A few blocks away at Turn Gallery, Annika Peterson, who opened the space in 2015 on East 1st Street, said there’s a perception that only the big boys are booming on the gallery scene. “But around me, in my little pocket in the East Village, I’m sort of seeing people doing their own thing and doing it well,” she said, citing Fortnight and another neighbor, Karma, which doubles as a bookseller.
Peterson embraces what she described as a more relaxed approach to contemporary art dealing in her neighborhood.
“My walls aren’t perfect, I don’t have a polished concrete floor. That’s not an aesthetic I can afford right now,” she said.

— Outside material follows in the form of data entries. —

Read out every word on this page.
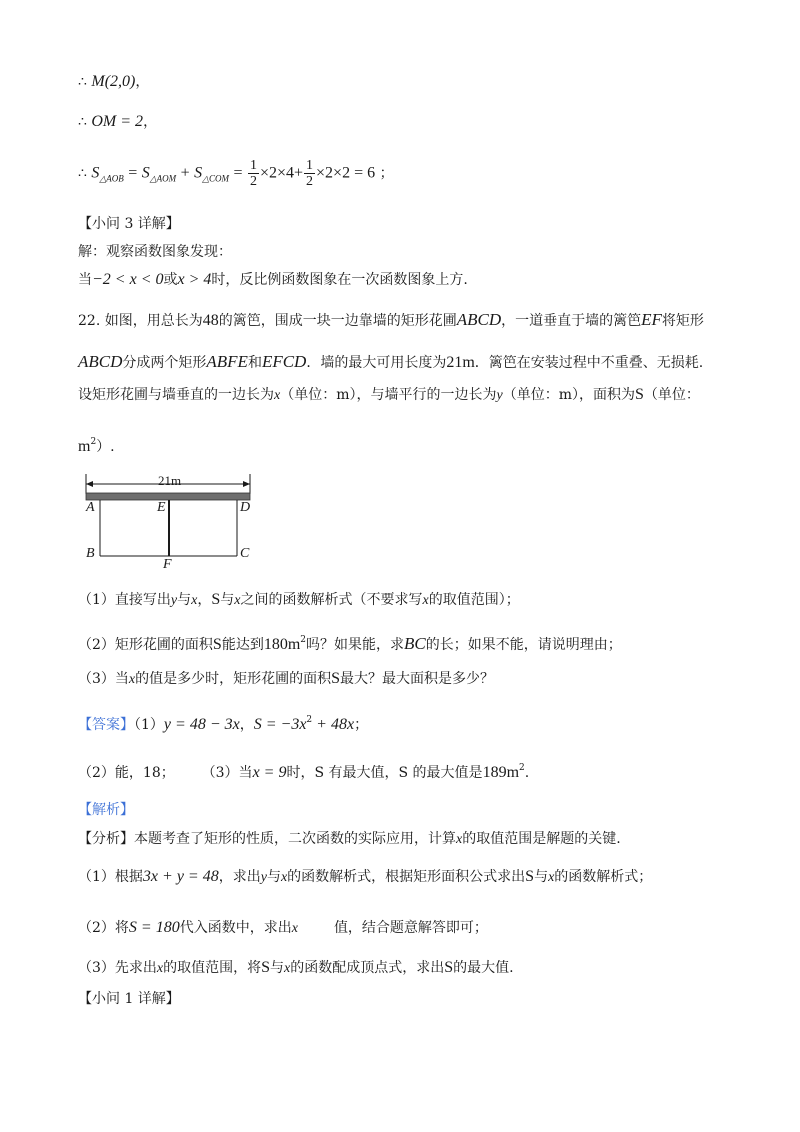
∴ M(2,0)，
∴ OM = 2，
∴ $S_{\triangle AOB} = S_{\triangle AOM} + S_{\triangle COM} = \frac{1}{2} \times 2\times 4+ \frac{1}{2} \times 2\times 2 = 6$ ；
【小问 3 详解】
解：观察函数图象发现：
当−2 < x < 0或x > 4时，反比例函数图象在一次函数图象上方.
22. 如图，用总长为48的篱笆，围成一块一边靠墙的矩形花圃ABCD，一道垂直于墙的篱笆EF将矩形
ABCD分成两个矩形ABFE和EFCD．墙的最大可用长度为21m．篱笆在安装过程中不重叠、无损耗.
设矩形花圃与墙垂直的一边长为x（单位：m），与墙平行的一边长为y（单位：m），面积为S（单位：
$m^2$）.
21m
A	E	D
B
F
C
（1）直接写出y与x，S与x之间的函数解析式（不要求写x的取值范围）；
（2）矩形花圃的面积S能达到$180m^2$吗？如果能，求BC的长；如果不能，请说明理由；
（3）当x的值是多少时，矩形花圃的面积S最大？最大面积是多少？
【答案】（1）y = 48 − 3x，$S = -3x^2 + 48x$；
（2）能，18； （3）当x = 9时，S 有最大值，S 的最大值是$189m^2$.
【解析】
【分析】本题考查了矩形的性质，二次函数的实际应用，计算x的取值范围是解题的关键.
（1）根据3x + y = 48，求出y与x的函数解析式，根据矩形面积公式求出S与x的函数解析式；
（2）将S = 180代入函数中，求出x	值，结合题意解答即可；
（3）先求出x的取值范围，将S与x的函数配成顶点式，求出S的最大值.
【小问 1 详解】
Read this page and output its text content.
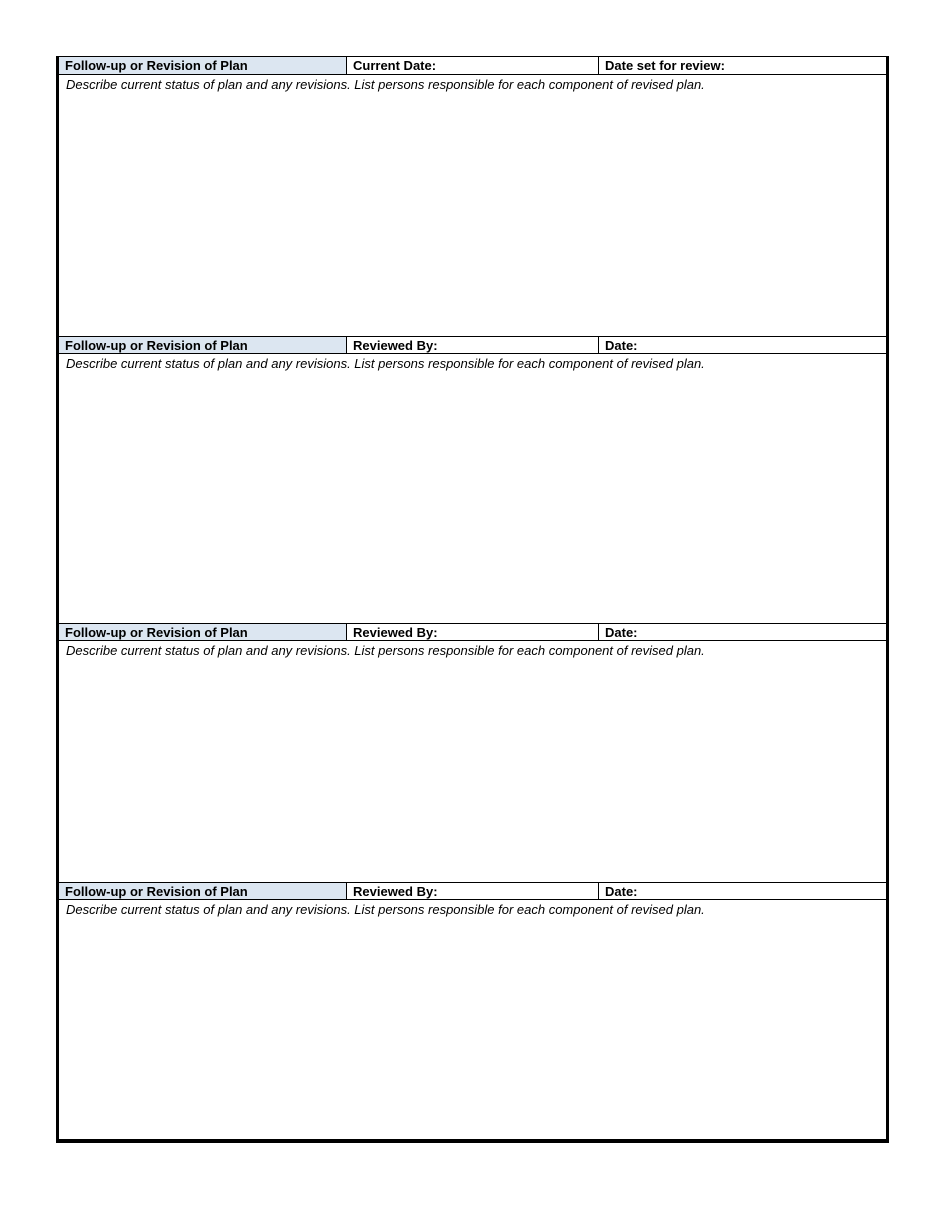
Follow-up or Revision of Plan	Current Date:	Date set for review:
Describe current status of plan and any revisions. List persons responsible for each component of revised plan.
Follow-up or Revision of Plan	Reviewed By:	Date:
Describe current status of plan and any revisions. List persons responsible for each component of revised plan.
Follow-up or Revision of Plan	Reviewed By:	Date:
Describe current status of plan and any revisions. List persons responsible for each component of revised plan.
Follow-up or Revision of Plan	Reviewed By:	Date:
Describe current status of plan and any revisions. List persons responsible for each component of revised plan.
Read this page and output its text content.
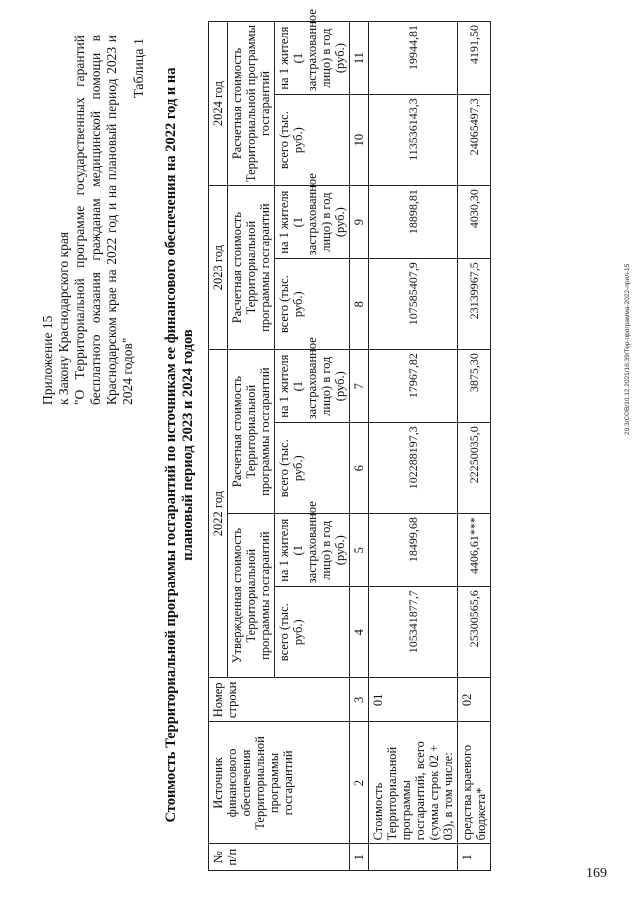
Приложение 15 к Закону Краснодарского края "О Территориальной программе государственных гарантий бесплатного оказания гражданам медицинской помощи в Краснодарском крае на 2022 год и на плановый период 2023 и 2024 годов"
Таблица 1 Стоимость Территориальной программы госгарантий по источникам ее финансового обеспечения на 2022 год и на плановый период 2023 и 2024 годов
№ п/п	Источник финансового обеспечения Территориальной программы госгарантий	Номер строки	2022 год				2023 год		2024 год	
			Утвержденная стоимость Территориальной программы госгарантий		Расчетная стоимость Территориальной программы госгарантий		Расчетная стоимость Территориальной программы госгарантий		Расчетная стоимость Территориальной программы госгарантий	
			всего (тыс. руб.)	на 1 жителя (1 застрахованное лицо) в год (руб.)	всего (тыс. руб.)	на 1 жителя (1 застрахованное лицо) в год (руб.)	всего (тыс. руб.)	на 1 жителя (1 застрахованное лицо) в год (руб.)	всего (тыс. руб.)	на 1 жителя (1 застрахованное лицо) в год (руб.)
1	2	3	4	5	6	7	8	9	10	11
	Стоимость Территориальной программы госгарантий, всего (сумма строк 02 + 03), в том числе:	01	105341877,7	18499,68	102288197,3	17967,82	107585407,9	18898,81	113536143,3	19944,81
1	средства краевого бюджета*	02	25300565,6	4406,61***	22250035,0	3875,30	23139967,5	4030,30	24065497,3	4191,50
20.3/СОВ/10.12.2021/16:39/Тер-программа-2022-прил-15
169
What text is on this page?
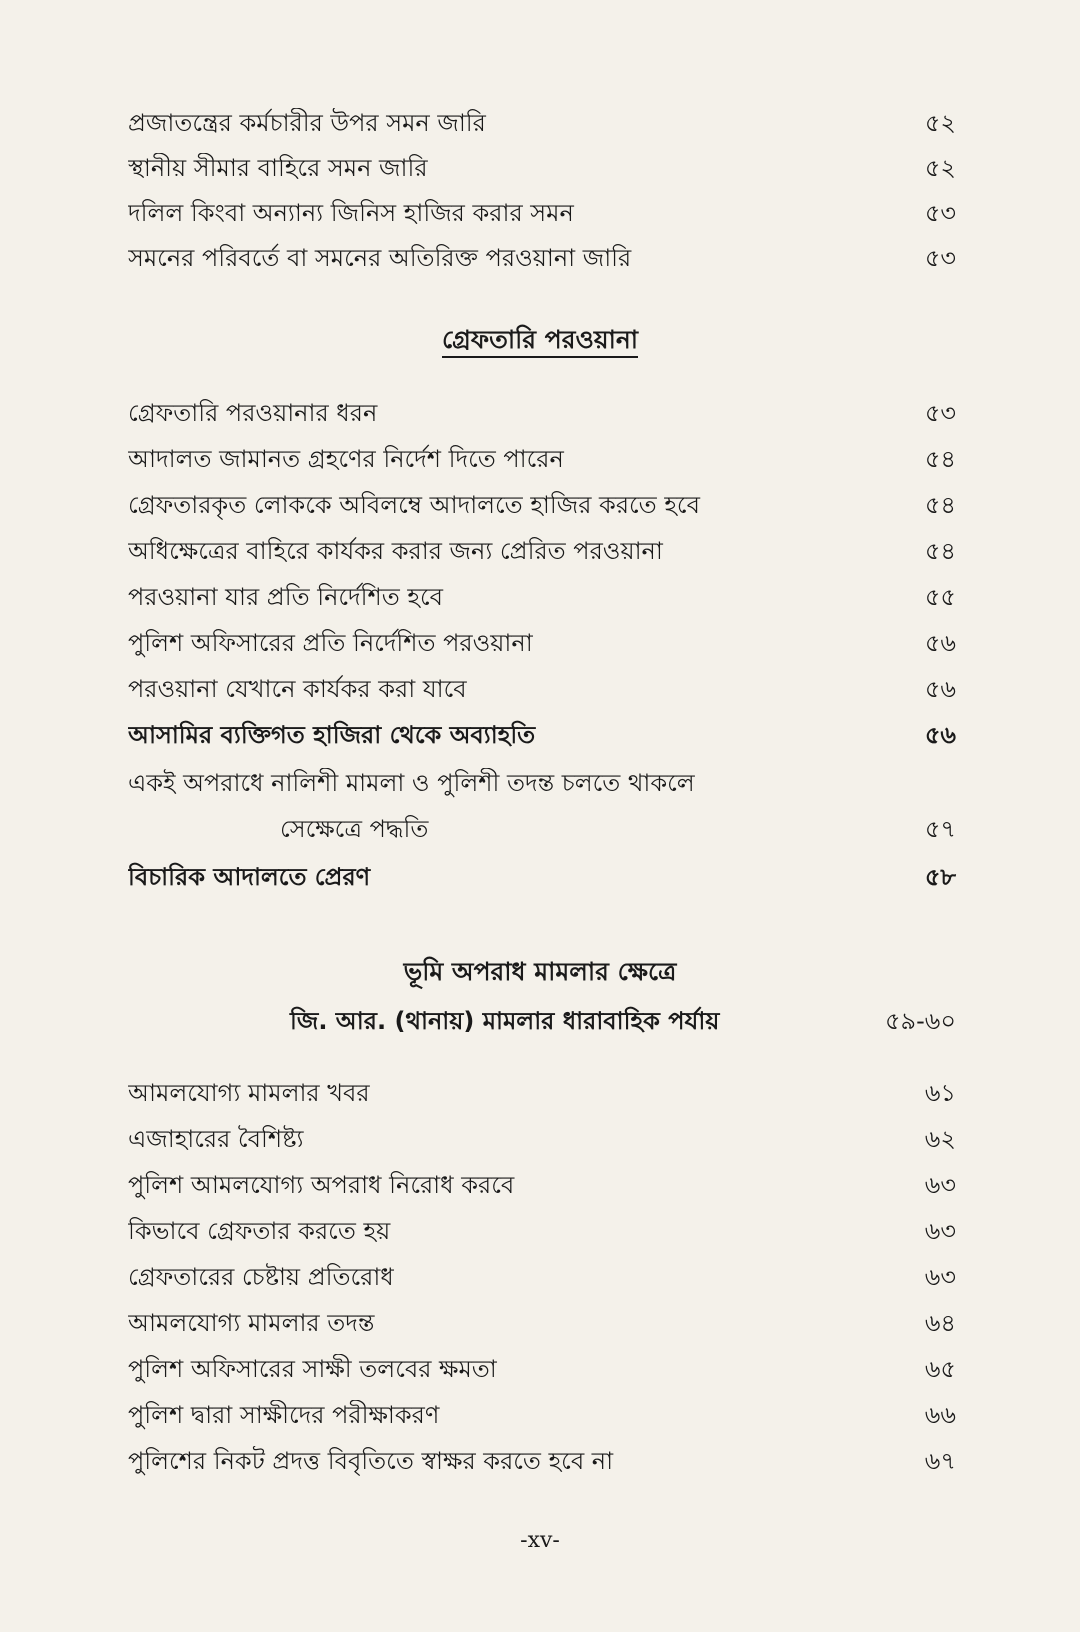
প্রজাতন্ত্রের কর্মচারীর উপর সমন জারি	৫২
স্থানীয় সীমার বাহিরে সমন জারি	৫২
দলিল কিংবা অন্যান্য জিনিস হাজির করার সমন	৫৩
সমনের পরিবর্তে বা সমনের অতিরিক্ত পরওয়ানা জারি	৫৩
গ্রেফতারি পরওয়ানা
গ্রেফতারি পরওয়ানার ধরন	৫৩
আদালত জামানত গ্রহণের নির্দেশ দিতে পারেন	৫৪
গ্রেফতারকৃত লোককে অবিলম্বে আদালতে হাজির করতে হবে	৫৪
অধিক্ষেত্রের বাহিরে কার্যকর করার জন্য প্রেরিত পরওয়ানা	৫৪
পরওয়ানা যার প্রতি নির্দেশিত হবে	৫৫
পুলিশ অফিসারের প্রতি নির্দেশিত পরওয়ানা	৫৬
পরওয়ানা যেখানে কার্যকর করা যাবে	৫৬
আসামির ব্যক্তিগত হাজিরা থেকে অব্যাহতি	৫৬
একই অপরাধে নালিশী মামলা ও পুলিশী তদন্ত চলতে থাকলে
সেক্ষেত্রে পদ্ধতি	৫৭
বিচারিক আদালতে প্রেরণ	৫৮
ভূমি অপরাধ মামলার ক্ষেত্রে
জি. আর. (থানায়) মামলার ধারাবাহিক পর্যায়	৫৯-৬০
আমলযোগ্য মামলার খবর	৬১
এজাহারের বৈশিষ্ট্য	৬২
পুলিশ আমলযোগ্য অপরাধ নিরোধ করবে	৬৩
কিভাবে গ্রেফতার করতে হয়	৬৩
গ্রেফতারের চেষ্টায় প্রতিরোধ	৬৩
আমলযোগ্য মামলার তদন্ত	৬৪
পুলিশ অফিসারের সাক্ষী তলবের ক্ষমতা	৬৫
পুলিশ দ্বারা সাক্ষীদের পরীক্ষাকরণ	৬৬
পুলিশের নিকট প্রদত্ত বিবৃতিতে স্বাক্ষর করতে হবে না	৬৭
-xv-
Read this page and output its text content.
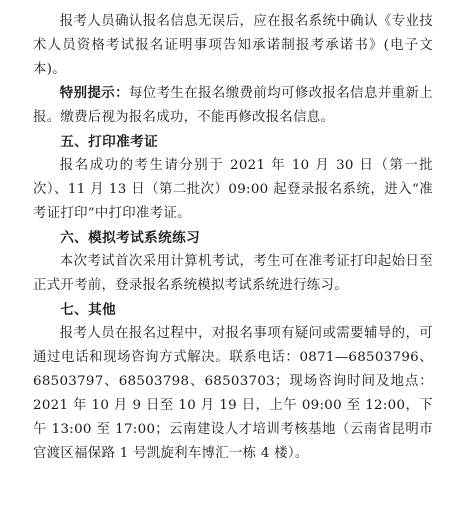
报考人员确认报名信息无误后，应在报名系统中确认《专业技术人员资格考试报名证明事项告知承诺制报考承诺书》(电子文本)。

特别提示：每位考生在报名缴费前均可修改报名信息并重新上报。缴费后视为报名成功，不能再修改报名信息。

五、打印准考证

报名成功的考生请分别于 2021 年 10 月 30 日（第一批次）、11 月 13 日（第二批次）09:00 起登录报名系统，进入“准考证打印”中打印准考证。

六、模拟考试系统练习

本次考试首次采用计算机考试，考生可在准考证打印起始日至正式开考前，登录报名系统模拟考试系统进行练习。

七、其他

报考人员在报名过程中，对报名事项有疑问或需要辅导的，可通过电话和现场咨询方式解决。联系电话：0871—68503796、68503797、68503798、68503703；现场咨询时间及地点：2021 年 10 月 9 日至 10 月 19 日，上午 09:00 至 12:00，下午 13:00 至 17:00；云南建设人才培训考核基地（云南省昆明市官渡区福保路 1 号凯旋利车博汇一栋 4 楼）。
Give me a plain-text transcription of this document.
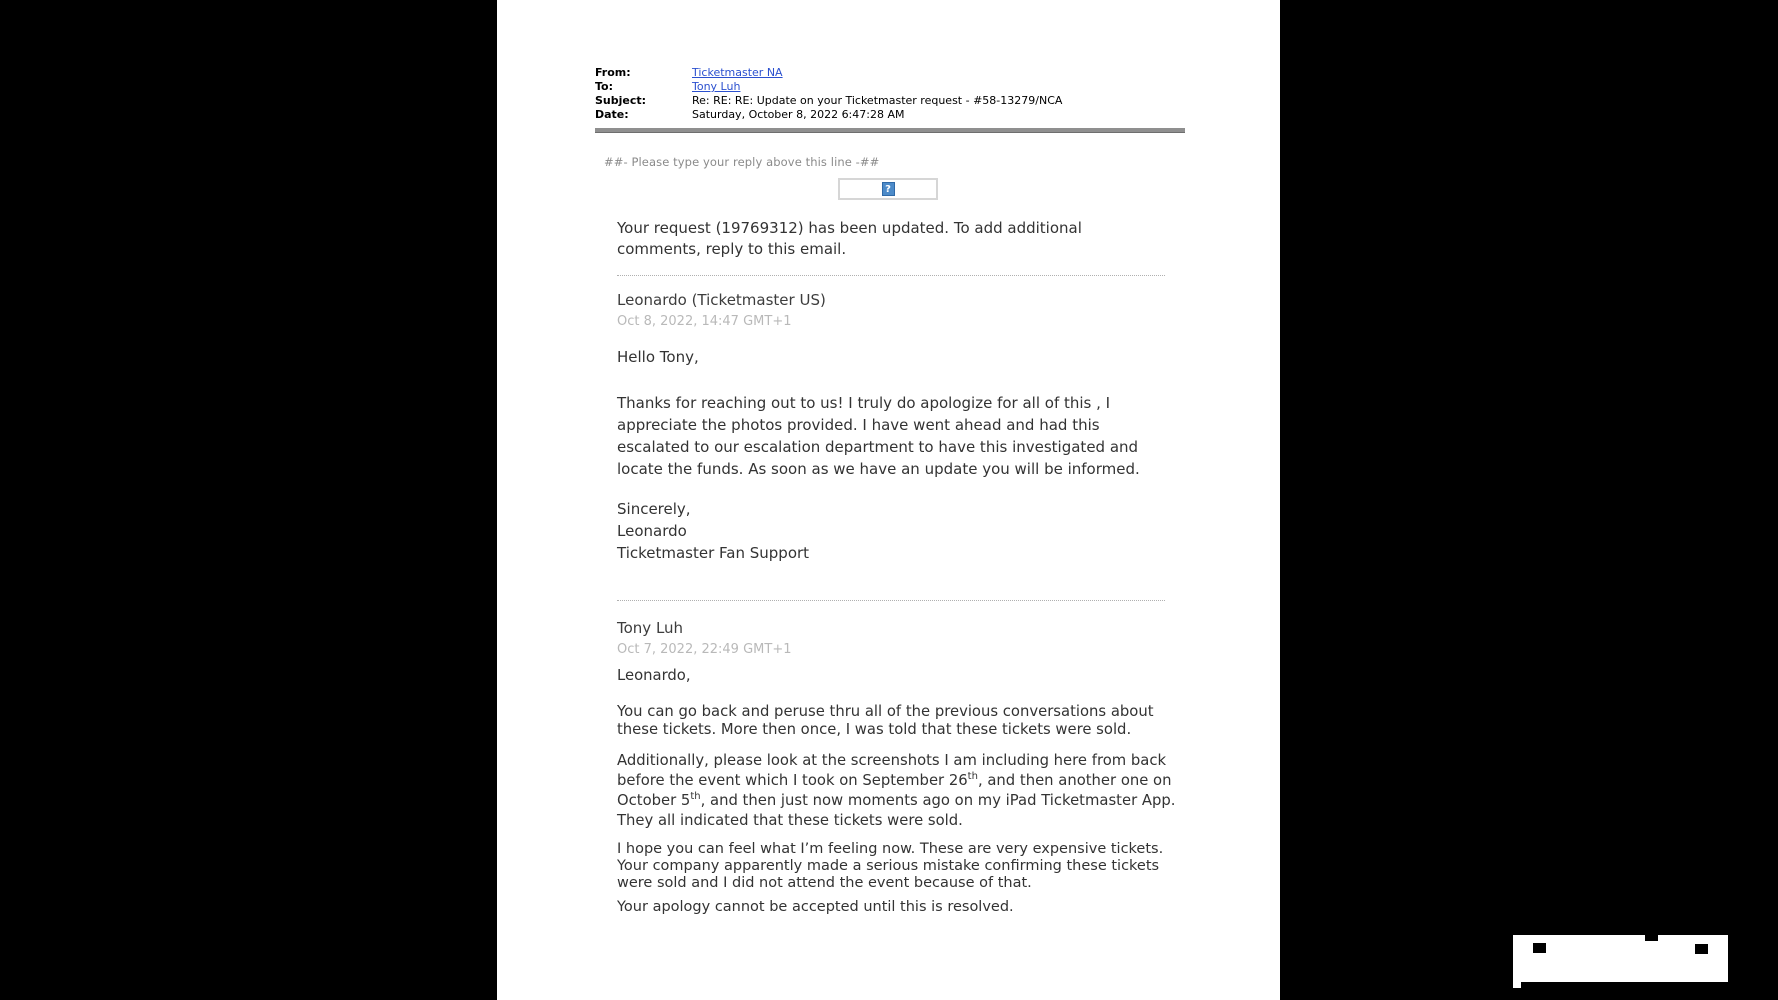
From:	Ticketmaster NA
To:	Tony Luh
Subject:	Re: RE: RE: Update on your Ticketmaster request - #58-13279/NCA
Date:	Saturday, October 8, 2022 6:47:28 AM
##- Please type your reply above this line -##
?
Your request (19769312) has been updated. To add additional
comments, reply to this email.
Leonardo (Ticketmaster US)
Oct 8, 2022, 14:47 GMT+1
Hello Tony,
Thanks for reaching out to us! I truly do apologize for all of this , I
appreciate the photos provided. I have went ahead and had this
escalated to our escalation department to have this investigated and
locate the funds. As soon as we have an update you will be informed.
Sincerely,
Leonardo
Ticketmaster Fan Support
Tony Luh
Oct 7, 2022, 22:49 GMT+1
Leonardo,
You can go back and peruse thru all of the previous conversations about
these tickets. More then once, I was told that these tickets were sold.
Additionally, please look at the screenshots I am including here from back
before the event which I took on September 26th, and then another one on
October 5th, and then just now moments ago on my iPad Ticketmaster App.
They all indicated that these tickets were sold.
I hope you can feel what I’m feeling now. These are very expensive tickets.
Your company apparently made a serious mistake confirming these tickets
were sold and I did not attend the event because of that.
Your apology cannot be accepted until this is resolved.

To keep her bottom line low, she relies on word of mouth and invests heavily in cultivating her Instagram audience, where she has roughly 28,000 enthusiastic followers, and keeps her roster and space to a size she can manage by herself so she isn’t saddled with staffing costs. Additionally, Peterson puts on longer shows than many galleries—six to eight weeks, generally—which she believes gives her artists added exposure, in lieu of doing expensive art fairs.
“I wanted to establish the brick-and-mortar incarnation of the gallery and invest more time in my artists before I started fronting big costs, like fairs and space renovations,” she said, explaining that she was more interested in slow growth over time in an era when small galleries are expected to expand quickly to compete in the marketplace.
“If you’re only looking for me in fair booths, or if you’re looking at my crooked floors, then I have bigger problems! I’ve already lost you. You should be looking at the work on my walls.”